The engine's code is a high-value target for exploits. Critical vulnerabilities include:

• Reentrancy attacks during the collateral transfer and debt repayment process.
• Logic errors in the auction mechanism or collateral distribution.
• Access control flaws allowing unauthorized calls to liquidate functions.
• Gas limit issues where complex liquidation transactions run out of gas, failing to fully close the risky position and leaving bad debt.

During market-wide crashes, liquidation engines can exacerbate volatility and create systemic risk. This manifests as:

• Liquidation cascades: A wave of liquidations drives down collateral asset prices, triggering more liquidations in a positive feedback loop.
• Protocol insolvency: If the engine cannot liquidate positions fast enough or the collateral is illiquid, the protocol accrues bad debt.
• Contagion to other protocols using the same collateral assets or oracle feeds.
• Network congestion from a flood of liquidation transactions, making it harder for users to top up positions.

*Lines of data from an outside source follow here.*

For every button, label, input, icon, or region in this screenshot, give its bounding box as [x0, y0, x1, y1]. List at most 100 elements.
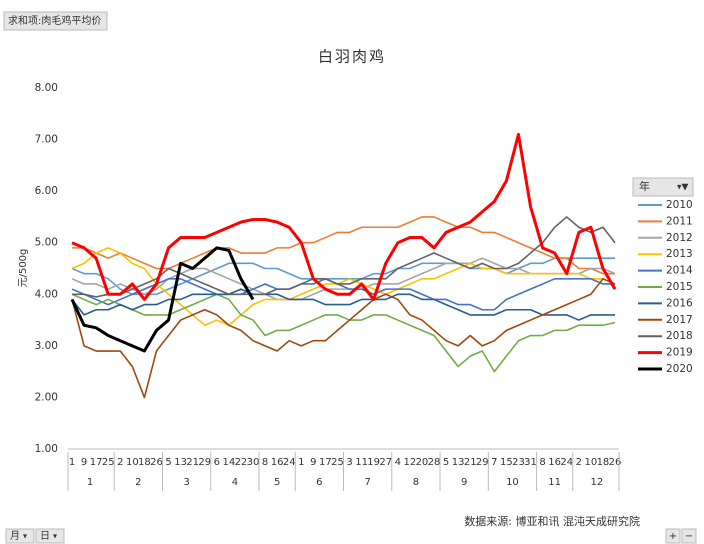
- series-line: [70, 246, 255, 353]
- legend-label: 2012: [666, 232, 693, 244]
- x-group-label: 3: [183, 477, 189, 488]
- x-tick-label: 9: [310, 457, 316, 468]
- source-note: 数据来源: 博亚和讯 混沌天成研究院: [464, 514, 640, 528]
- x-tick-label: 11: [355, 457, 368, 468]
- x-tick-label: 30: [247, 457, 260, 468]
- x-tick-label: 25: [102, 457, 115, 468]
- x-tick-label: 12: [403, 457, 416, 468]
- y-tick-label: 3.00: [35, 340, 58, 352]
- x-tick-label: 18: [597, 457, 610, 468]
- x-tick-label: 16: [548, 457, 561, 468]
- x-group-label: 8: [413, 477, 419, 488]
- x-tick-label: 7: [491, 457, 497, 468]
- x-tick-label: 8: [262, 457, 268, 468]
- series-line: [72, 216, 616, 298]
- legend-label: 2020: [666, 363, 693, 375]
- dropdown-icon: ▾: [53, 532, 57, 541]
- x-tick-label: 20: [416, 457, 429, 468]
- x-tick-label: 3: [346, 457, 352, 468]
- zoom-label: −: [685, 531, 693, 542]
- legend-label: 2019: [666, 347, 693, 359]
- series-line: [72, 216, 615, 275]
- x-tick-label: 29: [198, 457, 211, 468]
- x-tick-label: 15: [500, 457, 513, 468]
- y-tick-label: 7.00: [35, 134, 58, 146]
- x-tick-label: 14: [222, 457, 235, 468]
- x-group-label: 10: [506, 477, 519, 488]
- filter-icon[interactable]: ▾▼: [677, 183, 689, 193]
- legend-label: 2011: [666, 215, 693, 227]
- series-line: [71, 132, 617, 301]
- legend-label: 2015: [666, 281, 693, 293]
- y-tick-label: 6.00: [35, 185, 58, 197]
- x-tick-label: 29: [476, 457, 489, 468]
- zoom-button[interactable]: [681, 528, 697, 544]
- x-tick-label: 18: [138, 457, 151, 468]
- x-tick-label: 2: [576, 457, 582, 468]
- y-tick-label: 5.00: [35, 237, 58, 249]
- y-axis-label: 元/500g: [18, 249, 29, 288]
- x-tick-label: 10: [126, 457, 139, 468]
- row-field-button[interactable]: [35, 528, 65, 544]
- x-group-label: 7: [364, 477, 370, 488]
- x-tick-label: 5: [443, 457, 449, 468]
- dropdown-icon: ▾: [23, 532, 27, 541]
- y-tick-label: 4.00: [35, 288, 58, 300]
- series-line: [71, 257, 616, 301]
- x-tick-label: 26: [150, 457, 163, 468]
- row-field-label: 月: [10, 530, 20, 542]
- x-tick-label: 24: [283, 457, 296, 468]
- x-group-label: 4: [232, 477, 238, 488]
- x-tick-label: 21: [464, 457, 477, 468]
- x-tick-label: 23: [512, 457, 525, 468]
- x-tick-label: 8: [539, 457, 545, 468]
- series-line: [71, 278, 615, 311]
- x-group-label: 6: [316, 477, 322, 488]
- x-group-label: 5: [274, 477, 280, 488]
- x-group-label: 12: [591, 477, 604, 488]
- x-group-label: 1: [87, 477, 93, 488]
- x-tick-label: 13: [174, 457, 187, 468]
- zoom-button[interactable]: [665, 528, 681, 544]
- x-tick-label: 17: [90, 457, 103, 468]
- x-tick-label: 25: [331, 457, 344, 468]
- x-tick-label: 4: [395, 457, 401, 468]
- x-tick-label: 19: [367, 457, 380, 468]
- series-line: [71, 257, 615, 296]
- series-line: [71, 293, 616, 373]
- legend-label: 2016: [666, 297, 693, 309]
- legend-label: 2017: [666, 314, 693, 326]
- x-tick-label: 2: [117, 457, 123, 468]
- x-tick-label: 1: [69, 457, 75, 468]
- chart-title: 白羽肉鸡: [318, 48, 386, 66]
- row-field-label: 日: [40, 531, 50, 542]
- legend-field-label: 年: [639, 179, 650, 193]
- x-tick-label: 21: [186, 457, 199, 468]
- legend-label: 2010: [666, 199, 693, 211]
- x-tick-label: 24: [560, 457, 573, 468]
- x-tick-label: 6: [214, 457, 220, 468]
- x-group-label: 11: [548, 477, 561, 488]
- y-tick-label: 2.00: [35, 391, 58, 403]
- y-tick-label: 1.00: [35, 443, 58, 455]
- x-tick-label: 17: [319, 457, 332, 468]
- y-tick-label: 8.00: [35, 82, 58, 94]
- x-tick-label: 5: [165, 457, 171, 468]
- series-line: [71, 288, 615, 321]
- row-field-button[interactable]: [5, 528, 35, 544]
- x-tick-label: 10: [584, 457, 597, 468]
- x-tick-label: 27: [379, 457, 392, 468]
- legend-label: 2018: [666, 330, 693, 342]
- x-tick-label: 22: [235, 457, 248, 468]
- x-tick-label: 13: [452, 457, 465, 468]
- series-line: [71, 278, 616, 399]
- legend-label: 2013: [666, 248, 693, 260]
- x-tick-label: 28: [428, 457, 441, 468]
- x-tick-label: 26: [609, 457, 622, 468]
- x-group-label: 2: [135, 477, 141, 488]
- legend-field-button[interactable]: [632, 177, 694, 197]
- x-tick-label: 16: [271, 457, 284, 468]
- pivot-field-button[interactable]: [3, 11, 108, 31]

While automated, engines may have centralized points of failure:

• Pause mechanisms: Admin keys that can halt liquidations, potentially during a crisis to protect certain positions (or be forced to by regulators).
• Upgradability: Proxy contracts that allow logic changes could be used to alter liquidation rules maliciously.
• Keeper centralization: If liquidation is performed by a small set of privileged actors (keepers), they could collude or be compromised.
• Blacklisting: Engines that integrate with assets subject to regulatory sanctions may need to censor certain addresses, breaking permissionless guarantees.

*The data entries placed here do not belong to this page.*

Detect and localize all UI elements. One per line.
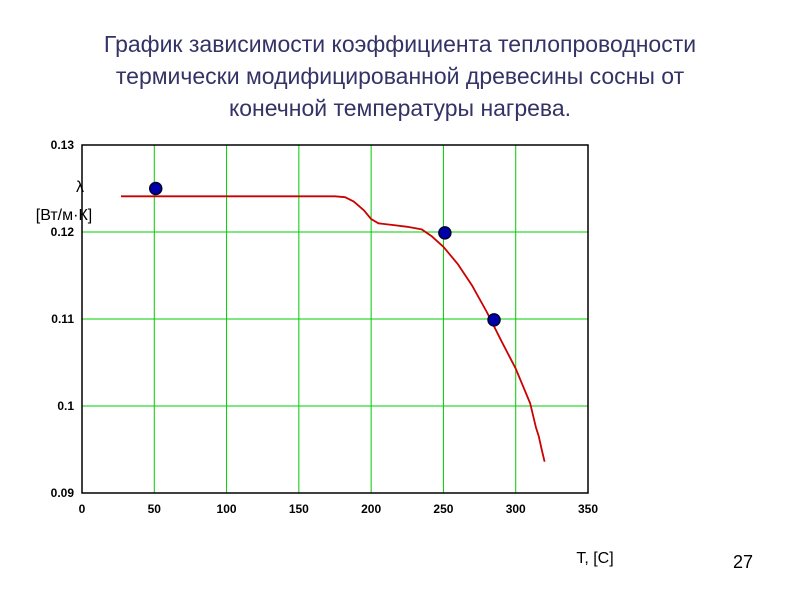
x-tick-label: 100 — [217, 502, 237, 516]
data-point — [487, 313, 501, 327]
y-tick-label: 0.09 — [51, 486, 75, 500]
slide-title-line-1: График зависимости коэффициента теплопро… — [103, 31, 697, 57]
x-tick-label: 350 — [578, 502, 598, 516]
y-tick-label: 0.12 — [51, 225, 75, 239]
data-point — [438, 226, 452, 240]
y-tick-label: 0.11 — [51, 312, 74, 326]
x-tick-label: 300 — [506, 502, 526, 516]
y-tick-label: 0.13 — [51, 138, 75, 152]
data-point — [148, 181, 163, 196]
x-tick-label: 250 — [433, 502, 453, 516]
x-tick-label: 200 — [361, 502, 381, 516]
series-line — [121, 195, 546, 462]
chart-series — [121, 181, 546, 462]
y-axis-symbol: λ — [76, 179, 84, 196]
slide-title-line-3: конечной температуры нагрева. — [228, 95, 572, 121]
x-tick-label: 50 — [148, 502, 162, 516]
chart-grid — [82, 145, 588, 493]
x-axis-ticks: 0 50 100 150 200 250 300 350 — [79, 502, 599, 516]
y-axis-label: [Вт/м·К] — [36, 207, 92, 224]
x-tick-label: 150 — [289, 502, 309, 516]
x-tick-label: 0 — [79, 502, 86, 516]
y-axis-ticks: 0.09 0.1 0.11 0.12 0.13 — [51, 138, 75, 500]
page-number: 27 — [732, 552, 754, 572]
slide-title-line-2: термически модифицированной древесины со… — [115, 63, 685, 89]
y-tick-label: 0.1 — [57, 399, 74, 413]
x-axis-label: T, [C] — [576, 550, 613, 567]
plot-frame — [81, 144, 589, 494]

The Liquidation Threshold is the specific collateralization ratio at which a position becomes eligible for liquidation. It is a risk parameter set by the protocol, typically expressed as a percentage (e.g., 85%). When a position's Loan-to-Value (LTV) ratio exceeds this threshold, the liquidation engine is triggered to close the position, ensuring the borrowed assets are repaid before the collateral's value falls below the debt value.

A Liquidation Penalty (or bonus) is an incentive paid to liquidators for executing a liquidation. It is a percentage discount applied to the seized collateral, allowing the liquidator to purchase it below market price. This mechanism ensures there is always economic motivation to keep the system healthy. The penalty is a cost borne by the liquidated borrower, making their position loss more severe than a simple market decline.

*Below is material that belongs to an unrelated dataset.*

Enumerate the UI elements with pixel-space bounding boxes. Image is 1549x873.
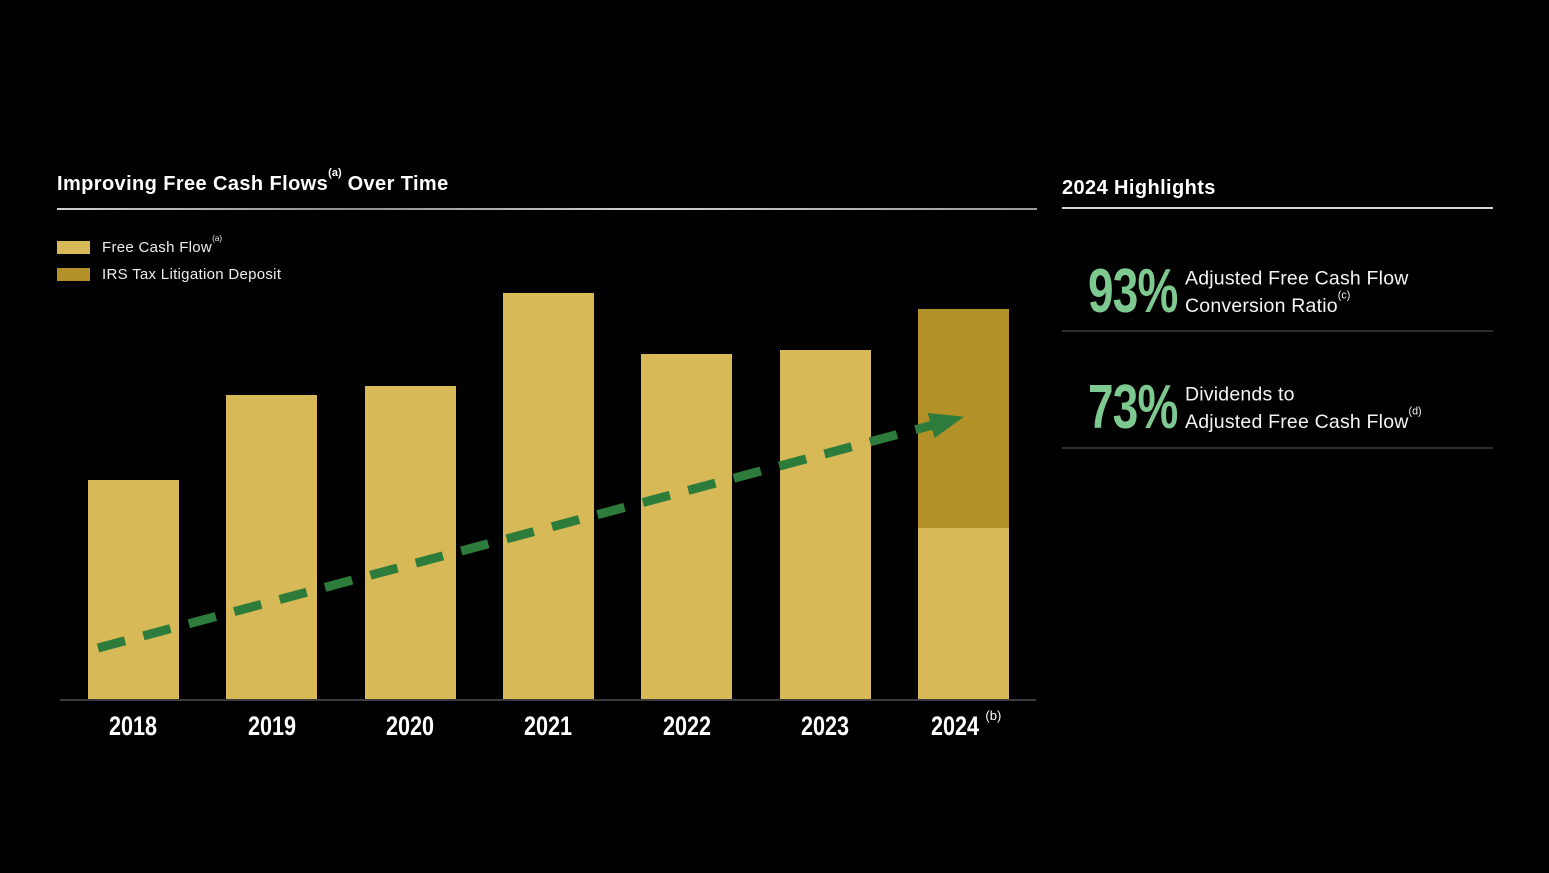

The Health Factor is a real-time metric that quantifies the safety of a collateralized debt position. It is calculated as (Collateral Value * Liquidation Threshold) / Borrowed Value. A health factor below 1.0 indicates the position is undercollateralized and subject to liquidation. Protocols often display this to users as a single number (e.g., 1.75), providing a clear gauge of their position's risk relative to the liquidation threshold.

A Liquidator is an entity (bot or user) that monitors the blockchain for undercollateralized positions and executes liquidation transactions. In return, they receive a liquidation penalty as a reward. Their automated, competitive activity is critical for the liquidation engine's efficiency, as they absorb bad debt and return the protocol to a solvent state. Without active liquidators, systemic risk would accumulate.

Maximum Loan-to-Value (Max LTV) is the highest borrowing ratio allowed when opening a new position, expressed as a percentage of the collateral's value. It is a more conservative parameter than the liquidation threshold, creating a safety buffer. For example, if Max LTV is 75% and the liquidation threshold is 80%, a user can borrow up to 75% of their collateral's value, but won't be liquidated until their LTV drifts above 80% due to market movements.

This refers to the two primary mechanisms for distributing seized collateral. Fixed Discount (or Fixed Spread): The liquidator instantly purchases collateral at a predefined discount (the liquidation penalty). Dutch Auction: The collateral is sold via a descending-price auction, starting above market value and decreasing until a buyer (liquidator) accepts. Each method has trade-offs in speed, capital efficiency, and market impact, affecting the liquidation engine's design.